“To what, act like an ass? I’m looking for a killer.”
“And I guess I am, now, too.” He twisted to peer through the glass at the Murder Board. “Any developments?”
“Do not press it, Rook.”
“You’re freezing me out?”
As angry as she was, Heat knew that Rook, although a pain in the butt—frequently delivered solutions to cases. She would be spiting herself to close him off as a resource, even though he wasn’t playing fair. Her phone rang. It was Lauren Parry. Nikki asked her to hold. “This could be about Lon King’s autopsy,” she said to Rook. “I need the office to myself. But don’t leave the building.”
“I’m under arrest?”
“You’re underfoot, as usual.” As he rose, she added, “There’s a complication here. Our little drama aside, you could be material to this investigation.”
“How cool am I?”
“And since Roach is officially in the mix, they’re going to need to interview you.”
“Nothing to say. It’s all puddin ’n’ tame with me. Ask me again, I’ll tell ’em the same.”
“You have fun with that,” she said, and he left her to her call with the medical examiner.
The sunniest voice at the Office of Chief Medical Examiner greeted Nikki when she picked up. “Rockin’ that uniform look this morning, Ms. Heatness. It’s like you were all Beyoncé, but without the shoulder pads.”
“And the half billion net worth.”
“If that’s what you’re into.” After they shared a laugh, Nikki could hear crisp strokes on a keyboard and pictured the ME perched at the office window overlooking the basement autopsy room. “Headlines first, report to follow, cool?”
“Ready, Doctor.”
“Not going to be a surprise here. Pending toxicology, of course, I’m finding cause of death to be traumatic brain injury due to gunshot wound.”
Nikki flipped to a clean page and jotted “COD = GSW” in her reporter’s spiral notebook. “You retrieved the slug, I assume.”
“Correctly. Retrieved it first thing so I could expedite it to Jamaica Avenue. Ballistics is all over it, and you should have a prelim from them soon.”

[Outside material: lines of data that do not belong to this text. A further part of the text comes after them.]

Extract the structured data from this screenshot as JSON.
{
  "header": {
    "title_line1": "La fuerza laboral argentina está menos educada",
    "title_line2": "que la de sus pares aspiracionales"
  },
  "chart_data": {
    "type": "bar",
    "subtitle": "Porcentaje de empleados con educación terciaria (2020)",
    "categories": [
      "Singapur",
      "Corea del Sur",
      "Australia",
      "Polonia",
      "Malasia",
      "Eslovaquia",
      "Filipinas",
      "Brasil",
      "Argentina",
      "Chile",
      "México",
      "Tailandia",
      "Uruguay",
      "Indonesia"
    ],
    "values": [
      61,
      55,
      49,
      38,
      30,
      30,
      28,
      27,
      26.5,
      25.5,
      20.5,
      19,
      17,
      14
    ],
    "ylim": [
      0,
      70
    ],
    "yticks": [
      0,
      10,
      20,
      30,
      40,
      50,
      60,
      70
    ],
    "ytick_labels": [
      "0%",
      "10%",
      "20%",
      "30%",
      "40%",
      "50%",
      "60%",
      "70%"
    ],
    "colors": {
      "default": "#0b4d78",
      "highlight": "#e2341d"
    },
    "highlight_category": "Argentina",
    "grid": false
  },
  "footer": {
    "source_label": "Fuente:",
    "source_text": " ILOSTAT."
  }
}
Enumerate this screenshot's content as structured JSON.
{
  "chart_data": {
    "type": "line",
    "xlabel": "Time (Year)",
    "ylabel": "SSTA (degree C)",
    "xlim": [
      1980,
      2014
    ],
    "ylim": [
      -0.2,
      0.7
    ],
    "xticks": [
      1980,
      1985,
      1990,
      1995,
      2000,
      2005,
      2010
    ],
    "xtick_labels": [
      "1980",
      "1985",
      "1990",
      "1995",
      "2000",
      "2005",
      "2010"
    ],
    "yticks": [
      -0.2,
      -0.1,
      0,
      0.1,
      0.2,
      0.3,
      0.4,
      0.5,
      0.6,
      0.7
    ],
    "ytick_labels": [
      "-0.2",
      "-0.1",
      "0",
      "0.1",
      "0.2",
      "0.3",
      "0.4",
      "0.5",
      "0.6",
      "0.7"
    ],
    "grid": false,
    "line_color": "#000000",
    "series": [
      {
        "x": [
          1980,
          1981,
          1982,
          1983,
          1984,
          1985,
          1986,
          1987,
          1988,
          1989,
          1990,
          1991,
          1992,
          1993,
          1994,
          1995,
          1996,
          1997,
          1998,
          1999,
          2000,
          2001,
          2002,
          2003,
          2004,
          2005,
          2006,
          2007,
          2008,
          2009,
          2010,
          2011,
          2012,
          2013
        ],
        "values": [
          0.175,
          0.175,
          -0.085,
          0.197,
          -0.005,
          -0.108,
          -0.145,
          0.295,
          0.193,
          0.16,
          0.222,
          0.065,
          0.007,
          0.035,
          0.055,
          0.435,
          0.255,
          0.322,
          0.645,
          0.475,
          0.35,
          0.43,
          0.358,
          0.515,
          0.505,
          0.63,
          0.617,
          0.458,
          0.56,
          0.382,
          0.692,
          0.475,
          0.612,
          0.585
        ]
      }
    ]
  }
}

“Give me a preview.” Heat couldn’t keep the urgency out of her voice. “Fragged or in one piece?”
“Intact .22 caliber.”
“Mushrooming?”
“Negative. Either a lucky—if you’ll pardon that term in a homicide—or precise shot that met minimal bone resistance. Entry point was on the nasion, just superior to the rhinion (the bridge of the nose, to you), and inferior to the glabella, which is the lower forehead.” The macabre image of the small hole between Lon King’s placid eyes resurfaced, and Nikki drew a simplistic Charlie Brown face. When she marked it with a dot, her own brow sympathy-tingled. “We’ve both seen bullets do significant damage or sectioning of the brain due to hydrostatic shock or internal bullet deflection. Not this time. This .22 created a narrow wound channel on a trajectory to what became a direct hit, severing the brain stem. The slug came to a stop at the back of the skull.”
In the silence that followed Nikki gathered herself and tried to remain clinical about this victim. “Would that trajectory fit a suicide?”
“Anything’s possible, Nikki, but I’d bet no. To hold a weapon in front of you at that height, exactly on the proper angle? I can’t see it. Plus there would have been significantly more flash burn and muzzle residue at that proximity. Also, no GSR on the hands. And with a quick rate of incapacitation and mortality like this, he could never have shot himself and then taken off gloves.”
Captain Heat’s first incoming call ever on her new department-issued BlackBerry startled her when it rang. She pulled it out of her pocket and read the caller ID. “Listen, Lauren, I’ve got a bureau chief calling.”
“Take it.”
“First, let me ask a quick one. Could King have been shot elsewhere and placed in the kayak, already dead?”